En Madrid hice relaciones y comencé una nueva vida, tan desligada de la de Bayona, que ésta, en mi existencia, era como un prólogo completamente aislado del resto de ella.

De mis conocidos en Bayona, volví a ver años después a muy pocos. A Vinuesa le encontré y me llevó a su casa. No me hacía mucha gracia hablar con su mujer. Vinuesa se lamentó con Aviraneta de que yo no fuera a visitarle con frecuencia.

—Leguía no me quiere porque soy carlista—le dijo.

—Es un hombre seco y poco efusivo—le contestó don Eugenio.

Otro de mis conocidos, a quien vi en Madrid después de la guerra, fué García Orejón. Era de los convenidos de Vergara, y le habían dado un destino en la policía. Pensaba desempeñarlo durante cinco o seis años, y luego, retirarse a una finca que había comprado cerca de Córdoba.
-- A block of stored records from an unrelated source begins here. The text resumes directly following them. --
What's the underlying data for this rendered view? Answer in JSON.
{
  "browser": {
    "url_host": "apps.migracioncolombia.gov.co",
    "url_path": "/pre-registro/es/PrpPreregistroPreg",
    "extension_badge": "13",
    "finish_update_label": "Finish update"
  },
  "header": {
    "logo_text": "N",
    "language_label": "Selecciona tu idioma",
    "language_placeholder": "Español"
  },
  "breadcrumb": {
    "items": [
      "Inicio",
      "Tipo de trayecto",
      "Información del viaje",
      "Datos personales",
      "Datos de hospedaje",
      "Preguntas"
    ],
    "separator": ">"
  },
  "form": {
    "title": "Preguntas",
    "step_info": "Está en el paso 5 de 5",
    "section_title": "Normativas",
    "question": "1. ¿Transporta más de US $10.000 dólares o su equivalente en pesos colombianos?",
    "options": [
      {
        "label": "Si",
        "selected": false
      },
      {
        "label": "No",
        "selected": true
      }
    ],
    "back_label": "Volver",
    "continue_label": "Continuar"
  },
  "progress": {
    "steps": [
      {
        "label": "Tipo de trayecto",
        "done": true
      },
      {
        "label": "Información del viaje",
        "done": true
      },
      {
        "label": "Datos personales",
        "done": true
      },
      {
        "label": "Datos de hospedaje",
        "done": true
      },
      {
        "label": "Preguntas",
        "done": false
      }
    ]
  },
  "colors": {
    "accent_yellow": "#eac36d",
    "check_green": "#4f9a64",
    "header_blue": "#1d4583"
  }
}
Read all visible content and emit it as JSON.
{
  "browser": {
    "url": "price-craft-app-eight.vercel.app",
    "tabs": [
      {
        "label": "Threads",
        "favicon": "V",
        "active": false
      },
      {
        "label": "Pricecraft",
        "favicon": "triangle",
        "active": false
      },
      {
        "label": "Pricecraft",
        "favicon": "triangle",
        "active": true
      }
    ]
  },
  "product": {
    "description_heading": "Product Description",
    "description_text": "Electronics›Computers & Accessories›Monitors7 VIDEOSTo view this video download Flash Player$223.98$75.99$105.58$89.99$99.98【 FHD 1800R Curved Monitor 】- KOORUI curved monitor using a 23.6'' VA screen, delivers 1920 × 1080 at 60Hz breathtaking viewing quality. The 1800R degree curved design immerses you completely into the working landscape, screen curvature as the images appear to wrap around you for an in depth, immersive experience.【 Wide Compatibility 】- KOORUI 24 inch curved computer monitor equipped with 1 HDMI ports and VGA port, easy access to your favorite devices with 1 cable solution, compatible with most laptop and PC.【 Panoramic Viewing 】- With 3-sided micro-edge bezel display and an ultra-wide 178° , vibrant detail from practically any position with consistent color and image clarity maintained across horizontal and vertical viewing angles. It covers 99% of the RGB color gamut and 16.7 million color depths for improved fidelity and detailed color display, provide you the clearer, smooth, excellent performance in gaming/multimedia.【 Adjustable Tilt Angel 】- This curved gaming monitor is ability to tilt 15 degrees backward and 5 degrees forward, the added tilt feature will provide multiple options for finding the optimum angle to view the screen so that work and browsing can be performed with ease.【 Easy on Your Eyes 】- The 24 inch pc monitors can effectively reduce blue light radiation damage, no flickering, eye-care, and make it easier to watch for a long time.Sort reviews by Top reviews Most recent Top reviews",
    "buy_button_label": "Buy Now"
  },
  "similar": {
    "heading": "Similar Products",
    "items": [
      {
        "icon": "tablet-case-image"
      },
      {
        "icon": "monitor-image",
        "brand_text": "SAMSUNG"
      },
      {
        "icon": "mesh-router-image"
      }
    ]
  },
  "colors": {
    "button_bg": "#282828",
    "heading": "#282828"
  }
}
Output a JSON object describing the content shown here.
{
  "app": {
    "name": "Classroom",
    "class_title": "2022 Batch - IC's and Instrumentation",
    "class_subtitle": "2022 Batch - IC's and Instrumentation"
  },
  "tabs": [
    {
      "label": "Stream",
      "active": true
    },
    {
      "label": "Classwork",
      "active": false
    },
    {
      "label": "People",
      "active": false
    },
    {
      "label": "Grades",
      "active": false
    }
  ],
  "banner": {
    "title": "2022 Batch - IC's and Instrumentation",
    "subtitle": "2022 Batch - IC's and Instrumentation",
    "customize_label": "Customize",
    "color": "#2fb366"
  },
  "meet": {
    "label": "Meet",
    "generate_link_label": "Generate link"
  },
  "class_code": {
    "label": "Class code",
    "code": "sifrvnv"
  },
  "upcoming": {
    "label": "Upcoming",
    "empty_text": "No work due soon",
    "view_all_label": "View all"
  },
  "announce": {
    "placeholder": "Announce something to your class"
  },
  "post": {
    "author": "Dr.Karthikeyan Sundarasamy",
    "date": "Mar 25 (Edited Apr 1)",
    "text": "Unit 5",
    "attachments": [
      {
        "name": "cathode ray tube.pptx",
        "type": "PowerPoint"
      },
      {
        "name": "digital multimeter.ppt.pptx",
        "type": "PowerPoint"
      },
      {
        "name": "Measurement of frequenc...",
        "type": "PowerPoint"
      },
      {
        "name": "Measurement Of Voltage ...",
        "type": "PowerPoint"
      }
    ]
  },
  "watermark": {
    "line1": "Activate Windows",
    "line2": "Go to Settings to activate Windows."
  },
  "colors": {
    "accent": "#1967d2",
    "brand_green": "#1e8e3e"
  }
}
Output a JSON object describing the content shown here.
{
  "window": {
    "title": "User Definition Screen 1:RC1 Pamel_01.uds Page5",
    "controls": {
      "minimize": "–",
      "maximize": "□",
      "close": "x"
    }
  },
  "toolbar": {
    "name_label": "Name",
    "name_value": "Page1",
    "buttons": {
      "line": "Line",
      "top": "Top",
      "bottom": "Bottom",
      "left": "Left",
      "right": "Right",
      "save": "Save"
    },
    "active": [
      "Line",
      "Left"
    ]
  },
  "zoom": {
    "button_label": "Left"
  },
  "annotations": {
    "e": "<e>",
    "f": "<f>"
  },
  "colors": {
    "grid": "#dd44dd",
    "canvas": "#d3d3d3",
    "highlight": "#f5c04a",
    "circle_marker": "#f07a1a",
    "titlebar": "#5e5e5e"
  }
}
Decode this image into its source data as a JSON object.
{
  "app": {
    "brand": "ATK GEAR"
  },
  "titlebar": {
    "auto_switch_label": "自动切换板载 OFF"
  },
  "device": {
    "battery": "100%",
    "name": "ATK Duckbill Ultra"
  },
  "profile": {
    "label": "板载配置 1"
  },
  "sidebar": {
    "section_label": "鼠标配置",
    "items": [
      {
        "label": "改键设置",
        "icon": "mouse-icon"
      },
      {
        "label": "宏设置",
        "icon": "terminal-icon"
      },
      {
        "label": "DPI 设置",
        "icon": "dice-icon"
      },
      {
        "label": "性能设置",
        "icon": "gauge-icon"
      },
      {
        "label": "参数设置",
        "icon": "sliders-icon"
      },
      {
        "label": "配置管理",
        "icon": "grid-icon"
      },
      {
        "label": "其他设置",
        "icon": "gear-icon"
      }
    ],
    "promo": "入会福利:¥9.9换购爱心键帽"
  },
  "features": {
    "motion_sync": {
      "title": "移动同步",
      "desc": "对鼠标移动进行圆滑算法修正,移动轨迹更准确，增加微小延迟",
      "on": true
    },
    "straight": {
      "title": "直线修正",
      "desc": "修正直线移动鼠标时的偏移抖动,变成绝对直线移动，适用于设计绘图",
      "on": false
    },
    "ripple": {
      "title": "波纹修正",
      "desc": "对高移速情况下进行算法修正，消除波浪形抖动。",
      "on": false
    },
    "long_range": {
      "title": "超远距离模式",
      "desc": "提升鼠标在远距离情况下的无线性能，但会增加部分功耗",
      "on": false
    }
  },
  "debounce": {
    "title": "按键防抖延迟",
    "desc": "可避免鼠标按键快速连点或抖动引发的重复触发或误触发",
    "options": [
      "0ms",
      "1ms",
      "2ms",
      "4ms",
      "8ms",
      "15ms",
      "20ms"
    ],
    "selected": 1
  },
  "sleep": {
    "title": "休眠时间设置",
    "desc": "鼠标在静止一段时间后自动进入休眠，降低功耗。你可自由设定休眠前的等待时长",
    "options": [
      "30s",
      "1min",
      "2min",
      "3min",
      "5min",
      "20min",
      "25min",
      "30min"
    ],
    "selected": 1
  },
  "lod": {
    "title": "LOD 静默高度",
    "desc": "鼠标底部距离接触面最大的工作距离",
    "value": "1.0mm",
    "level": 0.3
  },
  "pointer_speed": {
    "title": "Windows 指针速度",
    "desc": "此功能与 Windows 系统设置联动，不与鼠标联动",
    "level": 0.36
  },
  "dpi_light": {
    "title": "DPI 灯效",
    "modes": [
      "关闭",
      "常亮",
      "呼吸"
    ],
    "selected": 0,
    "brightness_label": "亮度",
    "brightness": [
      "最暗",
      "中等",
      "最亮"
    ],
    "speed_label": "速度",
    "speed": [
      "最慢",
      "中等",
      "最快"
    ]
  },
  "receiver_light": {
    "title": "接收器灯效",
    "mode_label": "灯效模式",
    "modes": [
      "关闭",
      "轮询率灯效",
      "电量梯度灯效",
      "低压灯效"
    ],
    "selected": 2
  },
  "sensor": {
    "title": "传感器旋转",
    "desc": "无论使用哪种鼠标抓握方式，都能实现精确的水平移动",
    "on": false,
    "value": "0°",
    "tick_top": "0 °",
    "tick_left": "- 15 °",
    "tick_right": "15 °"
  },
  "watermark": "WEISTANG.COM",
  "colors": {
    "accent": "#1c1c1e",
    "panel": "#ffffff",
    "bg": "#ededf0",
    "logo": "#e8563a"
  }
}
Dentro de la burocracia fuí avanzando en mi carrera. Ya se me había pasado el brío, la confianza en mi fuerza.

Comprendí cuán inferior era en este sentido a Aviraneta, que llevaba más de treinta años en una constante aventura, y que aún no estaba saciado. Me pareció que lo más propio para mí, desde entonces, era ser espectador en las luchas políticas.

El decidirme a esta actitud hizo que fuera consultado y considerado como un diplomático sagaz.